To calculate the ideal mechanical advantage of an object, the effort, resistance, length from the effort to the fulcrum, and the length from the resistance to the fulcrum must be found. Mechanical advantage is the resistance force divided by the effort force, or the length from the fulcrum to the effort divided by the length from the fulcrum to the resistance. This is the formula for a lever. To find the mechanical advantage of a pulley, the total number of strands supporting the load must be found. The formula for the mechanical advantage of an inclined plane or wedge, is the slope length divided by the height of the inclined plane or the thickness of the wedge. The mechanical advantage of a screw is the circumference of the screw divided by the pitch of the threads on the screw. To calculate pitch, 1 is divided by the threads the screw has per inch. The mechanical advantage of a wheel is the wheel radius divided by the axle radius. For this project two inclined planes, two pulleys, and a first class lever were used. Because the machine was unable to perform properly, the mechanical advantage for each simple machine wasn't calculated. However, each simple machine worked with the exception of the last pulley, which was unabled to be positioned correctly to where it would hit the camera's "click" button.

Results

In the end the machine was unable to take a picture, but everything leading up to the pushing of the camera's button worked as expected. On the test trial, the machine ran its course, but when the golf ball hit the ramp to lower the weight, to push the camera's button, the weight didn't push the button accurately to take the picture.
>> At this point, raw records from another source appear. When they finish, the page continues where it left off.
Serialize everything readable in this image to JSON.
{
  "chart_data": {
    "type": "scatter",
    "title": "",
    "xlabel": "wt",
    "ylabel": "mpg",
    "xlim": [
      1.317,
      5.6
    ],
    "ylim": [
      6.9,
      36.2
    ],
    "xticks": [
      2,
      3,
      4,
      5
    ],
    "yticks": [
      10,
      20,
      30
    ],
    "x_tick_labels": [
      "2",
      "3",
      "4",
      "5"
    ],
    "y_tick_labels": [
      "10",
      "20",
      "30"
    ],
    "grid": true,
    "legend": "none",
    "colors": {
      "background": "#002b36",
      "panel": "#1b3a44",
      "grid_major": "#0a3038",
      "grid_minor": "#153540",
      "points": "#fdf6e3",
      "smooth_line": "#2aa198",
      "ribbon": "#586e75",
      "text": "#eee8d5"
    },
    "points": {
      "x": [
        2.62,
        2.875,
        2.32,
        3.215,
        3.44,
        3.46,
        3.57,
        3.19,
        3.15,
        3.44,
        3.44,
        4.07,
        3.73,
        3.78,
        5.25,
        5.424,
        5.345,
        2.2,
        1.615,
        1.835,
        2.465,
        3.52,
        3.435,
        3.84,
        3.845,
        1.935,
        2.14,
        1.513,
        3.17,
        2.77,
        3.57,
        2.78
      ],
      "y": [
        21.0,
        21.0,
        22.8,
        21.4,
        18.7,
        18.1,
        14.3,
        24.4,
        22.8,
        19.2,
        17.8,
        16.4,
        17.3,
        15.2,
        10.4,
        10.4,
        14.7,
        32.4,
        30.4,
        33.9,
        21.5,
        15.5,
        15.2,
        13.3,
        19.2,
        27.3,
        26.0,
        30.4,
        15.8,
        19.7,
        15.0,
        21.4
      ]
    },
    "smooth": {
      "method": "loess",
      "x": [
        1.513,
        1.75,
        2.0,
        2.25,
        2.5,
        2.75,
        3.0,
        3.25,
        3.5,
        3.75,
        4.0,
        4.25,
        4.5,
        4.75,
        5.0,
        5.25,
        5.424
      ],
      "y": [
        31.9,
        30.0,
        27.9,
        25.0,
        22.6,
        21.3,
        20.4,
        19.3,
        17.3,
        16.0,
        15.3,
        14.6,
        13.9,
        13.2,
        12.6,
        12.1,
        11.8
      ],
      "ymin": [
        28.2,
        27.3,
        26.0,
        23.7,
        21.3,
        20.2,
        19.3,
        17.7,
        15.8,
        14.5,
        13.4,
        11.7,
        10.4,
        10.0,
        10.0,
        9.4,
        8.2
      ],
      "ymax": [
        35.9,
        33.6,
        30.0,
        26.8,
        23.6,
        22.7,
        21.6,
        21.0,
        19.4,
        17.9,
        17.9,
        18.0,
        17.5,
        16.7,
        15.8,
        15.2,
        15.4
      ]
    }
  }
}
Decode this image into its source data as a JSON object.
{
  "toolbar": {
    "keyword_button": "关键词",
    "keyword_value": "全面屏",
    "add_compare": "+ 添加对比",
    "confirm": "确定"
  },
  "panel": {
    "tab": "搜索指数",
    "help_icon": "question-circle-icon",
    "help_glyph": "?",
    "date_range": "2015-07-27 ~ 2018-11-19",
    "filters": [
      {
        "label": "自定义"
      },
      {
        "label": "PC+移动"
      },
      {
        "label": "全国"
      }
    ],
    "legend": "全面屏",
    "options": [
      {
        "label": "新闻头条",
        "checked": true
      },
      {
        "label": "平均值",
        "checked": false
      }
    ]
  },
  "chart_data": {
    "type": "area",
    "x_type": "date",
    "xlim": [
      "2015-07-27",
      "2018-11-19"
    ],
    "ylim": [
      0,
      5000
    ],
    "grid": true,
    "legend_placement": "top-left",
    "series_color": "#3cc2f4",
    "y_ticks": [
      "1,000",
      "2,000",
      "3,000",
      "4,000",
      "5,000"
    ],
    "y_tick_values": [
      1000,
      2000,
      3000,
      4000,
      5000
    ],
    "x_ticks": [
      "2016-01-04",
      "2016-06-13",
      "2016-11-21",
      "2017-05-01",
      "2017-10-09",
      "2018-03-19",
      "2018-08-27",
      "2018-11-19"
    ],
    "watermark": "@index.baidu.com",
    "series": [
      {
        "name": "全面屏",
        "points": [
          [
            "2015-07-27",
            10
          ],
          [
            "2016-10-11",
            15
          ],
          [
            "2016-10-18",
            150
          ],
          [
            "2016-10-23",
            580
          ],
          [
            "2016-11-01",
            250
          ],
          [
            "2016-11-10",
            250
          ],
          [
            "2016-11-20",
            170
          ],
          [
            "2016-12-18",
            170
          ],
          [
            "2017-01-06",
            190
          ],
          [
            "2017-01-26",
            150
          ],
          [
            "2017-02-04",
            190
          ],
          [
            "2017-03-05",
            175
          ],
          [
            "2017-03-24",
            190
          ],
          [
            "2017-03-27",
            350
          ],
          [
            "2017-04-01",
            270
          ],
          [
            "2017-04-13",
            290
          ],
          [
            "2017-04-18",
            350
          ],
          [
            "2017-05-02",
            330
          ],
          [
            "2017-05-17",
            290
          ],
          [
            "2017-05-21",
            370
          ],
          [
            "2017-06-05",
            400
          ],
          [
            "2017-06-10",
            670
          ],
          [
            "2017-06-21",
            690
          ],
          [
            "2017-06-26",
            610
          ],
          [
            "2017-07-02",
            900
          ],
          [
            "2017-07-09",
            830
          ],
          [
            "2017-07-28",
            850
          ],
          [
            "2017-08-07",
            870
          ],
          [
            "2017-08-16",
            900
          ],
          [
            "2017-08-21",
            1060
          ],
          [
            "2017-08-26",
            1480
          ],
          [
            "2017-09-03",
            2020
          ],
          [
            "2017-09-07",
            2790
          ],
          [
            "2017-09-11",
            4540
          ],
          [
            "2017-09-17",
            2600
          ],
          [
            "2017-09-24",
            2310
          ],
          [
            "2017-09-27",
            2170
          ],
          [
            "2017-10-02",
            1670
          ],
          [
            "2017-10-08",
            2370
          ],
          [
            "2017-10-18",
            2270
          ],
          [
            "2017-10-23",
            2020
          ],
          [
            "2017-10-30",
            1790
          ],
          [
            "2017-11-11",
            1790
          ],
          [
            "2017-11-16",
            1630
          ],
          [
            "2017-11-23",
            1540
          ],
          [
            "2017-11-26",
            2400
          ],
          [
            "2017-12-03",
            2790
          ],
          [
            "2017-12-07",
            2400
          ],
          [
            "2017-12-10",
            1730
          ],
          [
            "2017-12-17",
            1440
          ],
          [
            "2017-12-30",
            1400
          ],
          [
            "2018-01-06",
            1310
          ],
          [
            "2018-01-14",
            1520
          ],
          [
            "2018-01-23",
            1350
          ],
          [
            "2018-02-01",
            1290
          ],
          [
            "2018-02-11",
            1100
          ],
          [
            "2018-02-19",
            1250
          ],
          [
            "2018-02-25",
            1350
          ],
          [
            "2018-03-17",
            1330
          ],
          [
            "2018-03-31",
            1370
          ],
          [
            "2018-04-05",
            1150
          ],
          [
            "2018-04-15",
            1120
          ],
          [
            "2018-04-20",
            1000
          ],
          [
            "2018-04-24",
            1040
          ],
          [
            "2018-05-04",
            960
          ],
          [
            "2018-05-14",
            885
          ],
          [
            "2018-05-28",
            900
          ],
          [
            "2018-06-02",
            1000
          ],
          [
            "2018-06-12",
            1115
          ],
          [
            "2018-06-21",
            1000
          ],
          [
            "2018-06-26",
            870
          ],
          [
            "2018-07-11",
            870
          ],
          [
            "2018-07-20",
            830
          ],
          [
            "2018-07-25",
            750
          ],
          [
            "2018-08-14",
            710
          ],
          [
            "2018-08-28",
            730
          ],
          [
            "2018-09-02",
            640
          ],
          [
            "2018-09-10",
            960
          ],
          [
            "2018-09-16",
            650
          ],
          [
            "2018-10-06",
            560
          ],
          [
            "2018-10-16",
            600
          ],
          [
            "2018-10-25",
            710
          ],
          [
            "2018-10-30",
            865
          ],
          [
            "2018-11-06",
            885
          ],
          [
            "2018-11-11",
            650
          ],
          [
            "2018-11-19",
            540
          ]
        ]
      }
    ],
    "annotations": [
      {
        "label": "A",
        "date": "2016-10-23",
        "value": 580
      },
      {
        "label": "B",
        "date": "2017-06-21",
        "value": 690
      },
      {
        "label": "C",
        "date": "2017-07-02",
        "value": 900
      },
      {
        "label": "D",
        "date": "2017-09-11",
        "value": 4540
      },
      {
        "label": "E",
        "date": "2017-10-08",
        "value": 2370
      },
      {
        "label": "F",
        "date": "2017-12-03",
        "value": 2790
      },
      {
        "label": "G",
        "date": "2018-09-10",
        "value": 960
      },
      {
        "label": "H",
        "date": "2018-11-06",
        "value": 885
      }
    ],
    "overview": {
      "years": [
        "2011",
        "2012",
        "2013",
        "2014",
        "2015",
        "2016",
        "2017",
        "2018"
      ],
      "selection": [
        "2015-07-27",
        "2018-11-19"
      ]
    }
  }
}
A couple of changes were made to compensate for time and complexity. Initially the starting ball was going to be launched from a catapult, but this would make the design way too complex. For the most part, the design was the same from the rough drafts. The part which was going to hit the camera button could have been given more support by connecting rubber bands from the weight to the camera, so it would have had more pressure to pull the weight down.

Conclusion

We learned that it is necessary to try a variety of ways to do something before being successful. After trying multiple times to make the first class lever and pulley combination work, we realized that we would have to add a few things and take things away from the machine. We learned that it is necessary to be as accurate as possible when building such a comples machine, but most importantly we learned to work as a team.

References

No references were used for this project. Everything was personally designed. A Kodak 9.2 megapixel digital camera was used. All other materials wer scrap (i.e. cardboard, wood, golf balls, etc.). No research was necessary for this project.